Kojika Hon Nigori 1800ml
|Ingredients||Sweet potatoes, rice koji|
|Distillation||Normal pressed distillation|
|Koji||Shiro koji (white koji)|
“Old time sweet potato shochu used to be full-bodied and its umami had depth…”
We've revived and reproduced that nostalgic flavor you used to love. The key was in the distilling at the end of shochu production. Umami components can be extracted by infusing gentle steam into a small-size distiller. It’s a nostalgic sweet potato flavor full of umami.
We gently infuse sweet potato shochu moromi* with steam using small-size, normal pressure distillation, paying close attention to the pressure and steam temperature, resulting in the extraction of rich aroma components without any of the sharpness that’s a blemish on shochu. The rich quality creates a smoothness, which is then detected as sweet.
Suggested Way to Drink
Oyuwari (Mixed With Hot Water)
Ultimately oyuwari is recommended.
First, pour warm hot water in a glass. If making a 5 : 5 ratio oyuwari, cool the water to between 80°C to 90°C (176°F to 194°F). Next, pour in Kojika Hon Nigori. The temperature of oyuwari should be between 40°C to 50°C (104°F to 122°F). You can adjust the temperature to be the same when making 6 : 4 or 7 : 3 ratios.
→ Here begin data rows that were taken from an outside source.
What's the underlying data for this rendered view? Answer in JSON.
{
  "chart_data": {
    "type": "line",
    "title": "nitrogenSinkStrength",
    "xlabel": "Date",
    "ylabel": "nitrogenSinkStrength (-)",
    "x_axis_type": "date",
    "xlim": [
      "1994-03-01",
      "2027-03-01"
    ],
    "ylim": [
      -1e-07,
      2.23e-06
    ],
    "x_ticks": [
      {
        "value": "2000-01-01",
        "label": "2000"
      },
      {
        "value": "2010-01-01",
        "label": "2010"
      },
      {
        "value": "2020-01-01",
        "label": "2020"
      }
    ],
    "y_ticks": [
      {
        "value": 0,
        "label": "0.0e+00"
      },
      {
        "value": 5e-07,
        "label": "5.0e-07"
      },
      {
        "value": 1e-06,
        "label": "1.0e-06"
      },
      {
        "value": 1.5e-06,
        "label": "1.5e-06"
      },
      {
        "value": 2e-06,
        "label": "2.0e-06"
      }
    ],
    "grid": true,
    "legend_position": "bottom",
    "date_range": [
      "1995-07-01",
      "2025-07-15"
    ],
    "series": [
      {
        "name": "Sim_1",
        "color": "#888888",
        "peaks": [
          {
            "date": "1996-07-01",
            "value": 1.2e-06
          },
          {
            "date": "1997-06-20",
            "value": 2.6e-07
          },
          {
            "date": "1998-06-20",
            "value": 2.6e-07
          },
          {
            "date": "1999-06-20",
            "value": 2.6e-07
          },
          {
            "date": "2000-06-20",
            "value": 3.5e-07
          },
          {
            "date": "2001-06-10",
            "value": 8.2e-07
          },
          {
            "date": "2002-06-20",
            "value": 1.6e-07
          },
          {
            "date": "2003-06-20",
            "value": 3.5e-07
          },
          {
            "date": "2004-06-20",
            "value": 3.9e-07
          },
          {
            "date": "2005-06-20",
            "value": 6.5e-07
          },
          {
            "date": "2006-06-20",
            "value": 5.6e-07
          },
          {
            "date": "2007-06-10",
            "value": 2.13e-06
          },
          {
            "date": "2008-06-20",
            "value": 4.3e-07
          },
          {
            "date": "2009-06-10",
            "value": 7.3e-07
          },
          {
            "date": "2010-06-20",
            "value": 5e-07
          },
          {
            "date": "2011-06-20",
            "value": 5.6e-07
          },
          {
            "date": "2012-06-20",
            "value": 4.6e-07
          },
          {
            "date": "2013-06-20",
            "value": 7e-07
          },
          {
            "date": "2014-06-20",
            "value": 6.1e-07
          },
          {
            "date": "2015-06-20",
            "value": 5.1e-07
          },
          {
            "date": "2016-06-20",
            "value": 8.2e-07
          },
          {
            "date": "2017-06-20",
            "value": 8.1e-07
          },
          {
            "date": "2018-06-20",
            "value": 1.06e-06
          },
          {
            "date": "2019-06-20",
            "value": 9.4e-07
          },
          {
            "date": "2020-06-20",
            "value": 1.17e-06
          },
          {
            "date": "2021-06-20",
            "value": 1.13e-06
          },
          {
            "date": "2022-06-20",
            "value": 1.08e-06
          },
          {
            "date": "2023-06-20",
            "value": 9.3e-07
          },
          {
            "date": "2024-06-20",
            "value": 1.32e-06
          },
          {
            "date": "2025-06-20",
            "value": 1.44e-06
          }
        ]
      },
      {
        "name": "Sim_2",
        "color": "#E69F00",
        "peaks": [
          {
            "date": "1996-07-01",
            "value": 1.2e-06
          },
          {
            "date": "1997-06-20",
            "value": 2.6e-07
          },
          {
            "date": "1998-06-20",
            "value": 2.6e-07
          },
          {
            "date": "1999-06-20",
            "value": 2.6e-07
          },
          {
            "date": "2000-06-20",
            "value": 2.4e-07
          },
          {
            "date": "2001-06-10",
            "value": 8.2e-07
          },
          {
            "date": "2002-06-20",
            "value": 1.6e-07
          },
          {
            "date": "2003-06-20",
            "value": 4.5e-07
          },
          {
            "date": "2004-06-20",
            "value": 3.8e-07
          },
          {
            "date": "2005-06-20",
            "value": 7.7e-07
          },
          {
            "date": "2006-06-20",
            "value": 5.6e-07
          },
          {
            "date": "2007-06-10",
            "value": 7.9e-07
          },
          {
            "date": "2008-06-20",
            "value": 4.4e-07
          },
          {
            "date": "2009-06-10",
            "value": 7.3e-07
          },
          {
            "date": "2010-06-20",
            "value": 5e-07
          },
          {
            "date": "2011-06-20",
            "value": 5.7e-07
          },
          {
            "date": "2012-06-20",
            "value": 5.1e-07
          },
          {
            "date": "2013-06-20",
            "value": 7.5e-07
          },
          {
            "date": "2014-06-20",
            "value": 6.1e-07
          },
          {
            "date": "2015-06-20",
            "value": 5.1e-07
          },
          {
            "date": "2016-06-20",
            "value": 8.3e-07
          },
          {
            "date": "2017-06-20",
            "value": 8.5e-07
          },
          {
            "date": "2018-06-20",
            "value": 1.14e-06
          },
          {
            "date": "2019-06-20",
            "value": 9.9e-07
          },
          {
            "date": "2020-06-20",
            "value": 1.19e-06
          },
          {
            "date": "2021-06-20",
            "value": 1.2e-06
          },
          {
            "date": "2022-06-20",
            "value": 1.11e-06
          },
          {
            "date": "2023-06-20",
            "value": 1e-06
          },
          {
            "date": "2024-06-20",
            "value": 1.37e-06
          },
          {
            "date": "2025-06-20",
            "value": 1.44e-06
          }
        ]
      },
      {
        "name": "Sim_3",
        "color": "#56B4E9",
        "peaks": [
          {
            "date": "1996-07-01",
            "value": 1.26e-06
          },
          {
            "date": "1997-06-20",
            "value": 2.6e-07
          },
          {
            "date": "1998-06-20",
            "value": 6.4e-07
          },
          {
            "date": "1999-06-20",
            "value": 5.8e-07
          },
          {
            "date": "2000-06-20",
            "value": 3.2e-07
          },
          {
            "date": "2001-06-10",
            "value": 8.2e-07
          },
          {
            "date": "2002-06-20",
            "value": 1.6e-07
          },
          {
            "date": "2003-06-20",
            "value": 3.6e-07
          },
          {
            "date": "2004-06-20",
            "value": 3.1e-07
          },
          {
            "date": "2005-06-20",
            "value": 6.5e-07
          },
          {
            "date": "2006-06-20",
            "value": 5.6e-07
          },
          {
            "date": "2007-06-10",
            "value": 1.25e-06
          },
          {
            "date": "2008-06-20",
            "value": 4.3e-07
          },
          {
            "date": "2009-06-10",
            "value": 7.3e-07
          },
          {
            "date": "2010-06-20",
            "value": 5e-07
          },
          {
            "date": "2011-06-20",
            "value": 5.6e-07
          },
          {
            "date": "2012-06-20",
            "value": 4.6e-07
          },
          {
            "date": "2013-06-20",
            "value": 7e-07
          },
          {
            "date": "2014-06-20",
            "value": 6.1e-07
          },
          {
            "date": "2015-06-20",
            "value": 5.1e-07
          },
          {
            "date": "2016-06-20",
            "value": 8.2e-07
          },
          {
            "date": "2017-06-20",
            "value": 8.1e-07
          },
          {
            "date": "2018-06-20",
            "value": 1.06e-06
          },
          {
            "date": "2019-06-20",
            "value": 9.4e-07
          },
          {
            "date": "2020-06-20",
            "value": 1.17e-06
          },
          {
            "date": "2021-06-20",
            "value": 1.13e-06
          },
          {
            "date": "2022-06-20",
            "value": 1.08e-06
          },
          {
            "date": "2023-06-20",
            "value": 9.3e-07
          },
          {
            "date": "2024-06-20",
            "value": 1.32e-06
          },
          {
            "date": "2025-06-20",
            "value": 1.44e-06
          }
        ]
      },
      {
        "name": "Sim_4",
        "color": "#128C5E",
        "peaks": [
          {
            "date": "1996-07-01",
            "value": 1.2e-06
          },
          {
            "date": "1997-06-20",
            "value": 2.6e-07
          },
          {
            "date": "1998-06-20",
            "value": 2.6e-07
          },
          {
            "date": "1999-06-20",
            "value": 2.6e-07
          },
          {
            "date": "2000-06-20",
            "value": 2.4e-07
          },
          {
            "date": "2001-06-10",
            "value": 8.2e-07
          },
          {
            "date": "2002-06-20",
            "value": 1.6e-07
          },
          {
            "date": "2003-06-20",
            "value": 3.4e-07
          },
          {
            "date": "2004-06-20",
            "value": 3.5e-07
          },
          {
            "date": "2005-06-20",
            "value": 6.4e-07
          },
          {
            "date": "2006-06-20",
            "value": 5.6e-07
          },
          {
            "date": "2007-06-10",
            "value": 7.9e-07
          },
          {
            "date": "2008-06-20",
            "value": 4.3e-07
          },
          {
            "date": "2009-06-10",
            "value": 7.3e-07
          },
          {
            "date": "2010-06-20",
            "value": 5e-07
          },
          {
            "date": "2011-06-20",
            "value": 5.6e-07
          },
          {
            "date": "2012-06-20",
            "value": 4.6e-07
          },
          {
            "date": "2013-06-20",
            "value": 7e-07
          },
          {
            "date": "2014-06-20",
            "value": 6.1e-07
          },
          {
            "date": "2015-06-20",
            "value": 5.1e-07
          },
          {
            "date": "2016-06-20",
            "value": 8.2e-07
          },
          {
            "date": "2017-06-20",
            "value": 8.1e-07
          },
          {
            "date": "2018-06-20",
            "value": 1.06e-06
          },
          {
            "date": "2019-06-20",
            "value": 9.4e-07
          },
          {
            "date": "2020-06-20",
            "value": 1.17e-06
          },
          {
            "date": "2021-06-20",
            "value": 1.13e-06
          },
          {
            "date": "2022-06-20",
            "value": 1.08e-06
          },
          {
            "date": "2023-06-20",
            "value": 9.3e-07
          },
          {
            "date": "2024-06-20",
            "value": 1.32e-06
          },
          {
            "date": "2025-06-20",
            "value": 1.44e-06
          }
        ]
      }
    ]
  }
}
Regarding the water, it's best to boil mineral water or spring water and it comes in handy to have thermos for preparing oyuwari.
Kojika Hon Nigori has a rich taste so adding a little hot water won’t make the flavor flat.
Served with water and / or On the Rocks
Kojika Hon Nigori holds both its sweetness and smoothness when served on the rocks. In a wide-mouth, old-fashioned glass add cracked ice made of natural water and pour in shochu… but not directly on the ice. You can enjoy the changes in flavor as the ice slowly melts. If water is added from the beginning, sweetness is enhanced.
Same as the term atsukan used for warm sake
Put a 5 : 5 ratio of shochu and water. Warm it to 50°C (122°F) which is referred to as atsukan when warming sake. As Kojika Hon Nigori is mild, it can be great even if it's a little on the hot side.
Snacks and Side Dishes
Same as sweet potato shochu in general, it pairs well with a strong flavored dish. How about chikuzenni* or satoimo (Japanese taro root) nikkorogashi**? A tip is to make it on the sweet side with mirin. If you use Kagoshima shoyu (soy sauce), it will turn out perfectly.
* braised chicken and vegetable dish from northern region of Kyushu. Chikuzen is an old name for Fukuoka prefecture.
**Cooking technique literally meaning “cook and roll.” It’s cooked to the point that soy sauce and mirin are mostly evaporated and caramelized.
Tips and Additional Background
The old time sweet potato shochu had a complex, rich flavor and some of them were cloudy in appearance, called “nigori(cloudy, muddy?) shochu”. Kojika Hon Nigori used to be slightly cloudy when it was on the market initially. Unlike our other shochus, it was popular from the beginning within Kagoshima city. The cloudiness is part of the flavor but is somewhat of a double-edged sword as storing it incorrectly or exposure to sunlight causes oxidization, resulting in an old oil smell. We filter our shochu to eliminate that problem but unfortunately the white cloudiness disappears as well. However, we managed to preserve that “nigori shochu” flavor. Because the flavor is rich and complex we describe it as “Hon Nigori”.